When v1 Loggregator detects a slow connection, that connection is disconnected to prevent back pressure on the system. This may be due to improperly scaled nozzles, or slow user connections to v1 Loggregator.

Slow Consumer Logs

You can alternatively see the subscription id and remote ip in the traffic controller logs. For example:

$ bosh ssh loggregator_trafficcontroller 'sudo grep "Slow Consumer" /var/vcap/sys/log/loggregator_trafficcontroller/loggregator_trafficcontroller.stderr.log' | grep stdout
loggregator_trafficcontroller/b9481558-468a-4aa3-ba38-3b56164be9ac: stdout | 2022-12-22T19:05:27.460094701Z Doppler Proxy: Slow Consumer from 10.0.4.15:33498 using /firehose/my-shard-id?

This IP isn't particularly useful because it's normally the IP address of the gorouter. However you can search for the corresponding entry in the gorouter access log to determine the real remote ip.

$ bosh ssh router 'grep my-shard-id /var/vcap/sys/log/gorouter/access.log' | grep stdout
router/7db6747a-8644-4d20-bb7a-f156f93b3796: stdout | doppler.sys.example.com:443 - [2022-12-22T19:04:48.106031549Z] "GET /firehose/my-shard-id? HTTP/1.1" 101 0 0 "-" "Go-http-client/1.1" "203.0.113.10:51932" "10.0.4.19:8081" x_forwarded_for:"203.0.113.10" x_forwarded_proto:"https" vcap_request_id:"67b10922-1a2f-4478-5679-db8f3aecada7" response_time:158.438550 gorouter_time:158.438550 app_id:"-" app_index:"-" instance_id:"371a03ca-2985-4933-62df-392ec3705721" x_cf_routererror:"-" x_b3_traceid:"7c9b5196a2545c820194948ee486a28f" x_b3_spanid:"0194948ee486a28f" x_b3_parentspanid:"-" b3:"7c9b5196a2545c820194948ee486a28f-0194948ee486a28f"

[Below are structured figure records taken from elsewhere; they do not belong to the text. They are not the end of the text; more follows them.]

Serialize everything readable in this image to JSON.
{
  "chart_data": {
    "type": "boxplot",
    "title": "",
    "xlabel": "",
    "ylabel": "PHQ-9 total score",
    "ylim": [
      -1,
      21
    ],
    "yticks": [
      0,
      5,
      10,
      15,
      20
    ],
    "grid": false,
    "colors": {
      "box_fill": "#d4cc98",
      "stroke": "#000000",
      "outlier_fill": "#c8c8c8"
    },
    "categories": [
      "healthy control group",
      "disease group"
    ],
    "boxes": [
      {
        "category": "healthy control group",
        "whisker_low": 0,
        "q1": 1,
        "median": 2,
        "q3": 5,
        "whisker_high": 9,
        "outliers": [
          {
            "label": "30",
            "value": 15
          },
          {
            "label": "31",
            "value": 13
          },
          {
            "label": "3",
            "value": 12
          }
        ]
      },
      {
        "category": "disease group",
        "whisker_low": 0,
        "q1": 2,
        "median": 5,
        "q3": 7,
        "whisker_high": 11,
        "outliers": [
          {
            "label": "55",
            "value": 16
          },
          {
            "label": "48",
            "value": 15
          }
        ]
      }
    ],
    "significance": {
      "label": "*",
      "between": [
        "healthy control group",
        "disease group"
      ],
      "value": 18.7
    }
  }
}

An entry will only be visible in the gorouter access log when the websocket connection from the nozzle to the gorouter has been closed.

Seeing a slow consumer metric/log is an indication that the nozzle is very unresponsive and/or scaling is necessary.

Tracing for v2 Nozzles

v2 Loggregator took a different approach in regards to handling slow consumers. v2 nozzles can connect directly to the reverse log proxy (rlp) via gRPC or to the reverse log proxy gateway (rlpg) over long lived http connections. Instead of disconnecting the slow consumer, v2 loggregator drops at the rlp buffer per subscription id when that nozzle is not ingesting as fast as the loggregator is dispensing. This means that we are more likely to see rlp drops instead of doppler drops for slower v2 consumers as rlp is designed to continuously ingest even if the downstream is slow.

If the nozzle is an external v2 consumer then it will leverage the rlpg. The above v1 method should apply similarly as the rlpg does log the source-id of its consumers in the path of the request as well as the gorouter IP. For example, this is a log from file reverse_log_proxy_gateway.stdout.log:

10.225.61.37 - - [17/Jan/2023:15:42:15 +0000] "GET /v2/read?shard_id=external-v2-nozzle-sub-id&log&counter&event&gauge&timer HTTP/1.1" 200 4113754

In the above log snippit 10.225.61.37 is a gorouter IP and the subscription id is external-v2-nozzle-sub-id.

If the nozzle is an external v2 consumer then it will connect directly to the rlp. Currently source-id mappings are not available in the reverse_log_proxy job logs and the method for tracking these v2 nozzles will include identifying the IPs connected to the rlp job. For example, lets say we are investigating v2 log loss and we need to track that consumer:

1 - Find the index of the rlp that is dropping most by tracking the dropped metric in your metric ingestion system:

In this example picture, we can see that rlp on loggregator_trafficcontroller/b588ed10-179a-4bb4-874d-f6c7b031ddc3 rlp is experiencing most loss.

2 - ssh on the instance and find the connected IP addresses:

loggregator_trafficcontroller/b588ed10-179a-4bb4-874d-f6c7b031ddc3:/var/vcap/sys/log/reverse_log_proxy_gateway# netstat -ant | grep $(ifconfig eth0 | grep "inet addr" | cut -d ':' -f 2 | cut -d ' ' -f 1):8082
tcp        0      0 10.225.61.15:8082       10.84.231.49:55309      ESTABLISHED

This will give us a list of connected internal v2 nozzles. In this example, there is only one connected v2 nozzle at IP 10.84.231.49. We would then identify that IP. Please note that the output of this command may return many connected v2 consumers. We must then consider each connected consumer and follow up on each one individually.